In my community engagement work, I’ve felt too often that I’ve reached only people who have already drunk the engagement kool-aid. I mean, who’s going to seek out research on audience unless they already know it’s important? Who’s going to follow a fellow’s blog, if not to find out more about something they already find interesting?
But what about the people who don’t already know they should be paying attention?
If anything I’ve done all year has the potential to help change cultures of non-believers, or at least the uninitiated, the discussion guide that published last night is it.
“Community engagement: A practical conversation for newsrooms” is the final product of my RJI fellowship. And I’ve known all year that it, or something like it, would be more useful and more understandable than my other reports.
Not that all journalists everywhere haven’t been on the edge of their seats reading the report from the seminar I hosted on measuring engagement, my PhD student’s report about the concept of engagement in other disciplines and the survey of the audience habits of 500 daily newspaper editors.
I mean, what’s not to love?
My goals for this engagement guide are:
— To reinforce that, when it comes to audience relationships, different strategies are right for different newsrooms.
— To empower any journalist to get conversations started in her own newsroom, regardless of her level of authority.
— To keep the focus on concrete solutions and ideas.
A lot of the strategies in the guide came directly from newsrooms I interviewed over the course of my fellowship. Others I read about, adapted from other industries or dreamed up on my own. Some are much more radical than others.
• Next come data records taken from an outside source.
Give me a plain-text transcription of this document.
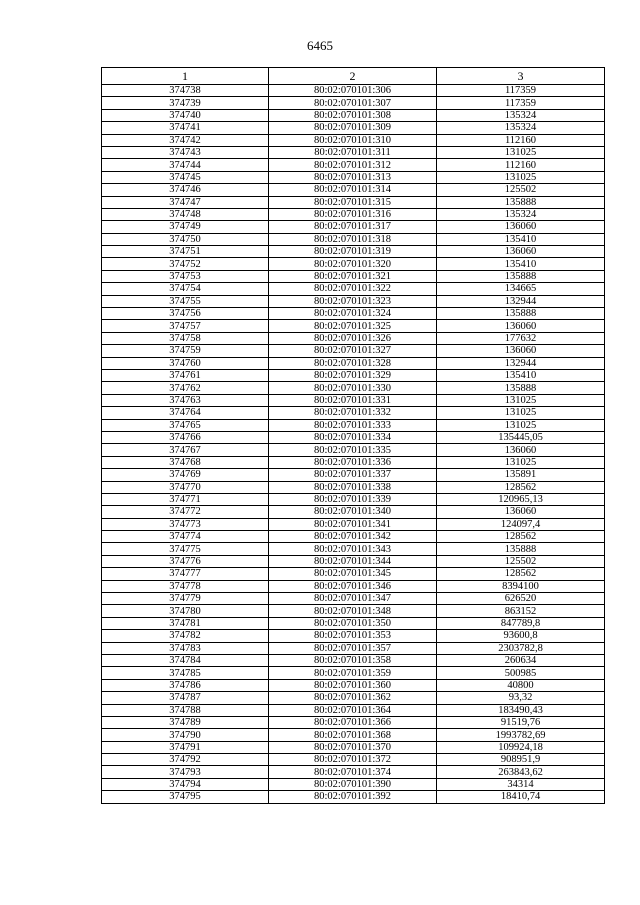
6465
1	2	3
374738	80:02:070101:306	117359
374739	80:02:070101:307	117359
374740	80:02:070101:308	135324
374741	80:02:070101:309	135324
374742	80:02:070101:310	112160
374743	80:02:070101:311	131025
374744	80:02:070101:312	112160
374745	80:02:070101:313	131025
374746	80:02:070101:314	125502
374747	80:02:070101:315	135888
374748	80:02:070101:316	135324
374749	80:02:070101:317	136060
374750	80:02:070101:318	135410
374751	80:02:070101:319	136060
374752	80:02:070101:320	135410
374753	80:02:070101:321	135888
374754	80:02:070101:322	134665
374755	80:02:070101:323	132944
374756	80:02:070101:324	135888
374757	80:02:070101:325	136060
374758	80:02:070101:326	177632
374759	80:02:070101:327	136060
374760	80:02:070101:328	132944
374761	80:02:070101:329	135410
374762	80:02:070101:330	135888
374763	80:02:070101:331	131025
374764	80:02:070101:332	131025
374765	80:02:070101:333	131025
374766	80:02:070101:334	135445,05
374767	80:02:070101:335	136060
374768	80:02:070101:336	131025
374769	80:02:070101:337	135891
374770	80:02:070101:338	128562
374771	80:02:070101:339	120965,13
374772	80:02:070101:340	136060
374773	80:02:070101:341	124097,4
374774	80:02:070101:342	128562
374775	80:02:070101:343	135888
374776	80:02:070101:344	125502
374777	80:02:070101:345	128562
374778	80:02:070101:346	8394100
374779	80:02:070101:347	626520
374780	80:02:070101:348	863152
374781	80:02:070101:350	847789,8
374782	80:02:070101:353	93600,8
374783	80:02:070101:357	2303782,8
374784	80:02:070101:358	260634
374785	80:02:070101:359	500985
374786	80:02:070101:360	40800
374787	80:02:070101:362	93,32
374788	80:02:070101:364	183490,43
374789	80:02:070101:366	91519,76
374790	80:02:070101:368	1993782,69
374791	80:02:070101:370	109924,18
374792	80:02:070101:372	908951,9
374793	80:02:070101:374	263843,62
374794	80:02:070101:390	34314
374795	80:02:070101:392	18410,74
Some could be right for one newsroom and absolutely wrong for another — which is why the guide is not prescriptive. It is meant as an aide, a conversation starter and a reinforcer. It gets more fun for me the more I get to help specific newsrooms drill down about what will work for them.
I’ve been working on this off and on for months, and I’m excited to get to share it. But I won’t really feel good about it until I hear that people are using it, and that it’s helping. So please take a few minutes and send me your feedback and anecdotes if you can. I’ll be using the guide, too, with my new Community Outreach team at the Columbia Missourian. I’m lucky enough to have a real newsroom to experiment in after my fellowship year.
p.s. A huge thanks to Melanie Sill, a USC Annenberg executive in residence, for the far-too-complimentary write-up about my work on the Knight Digital Media Center blog this morning. The “minister of engagement” title makes me want to read the whole thing in a British accent and come to work in robes!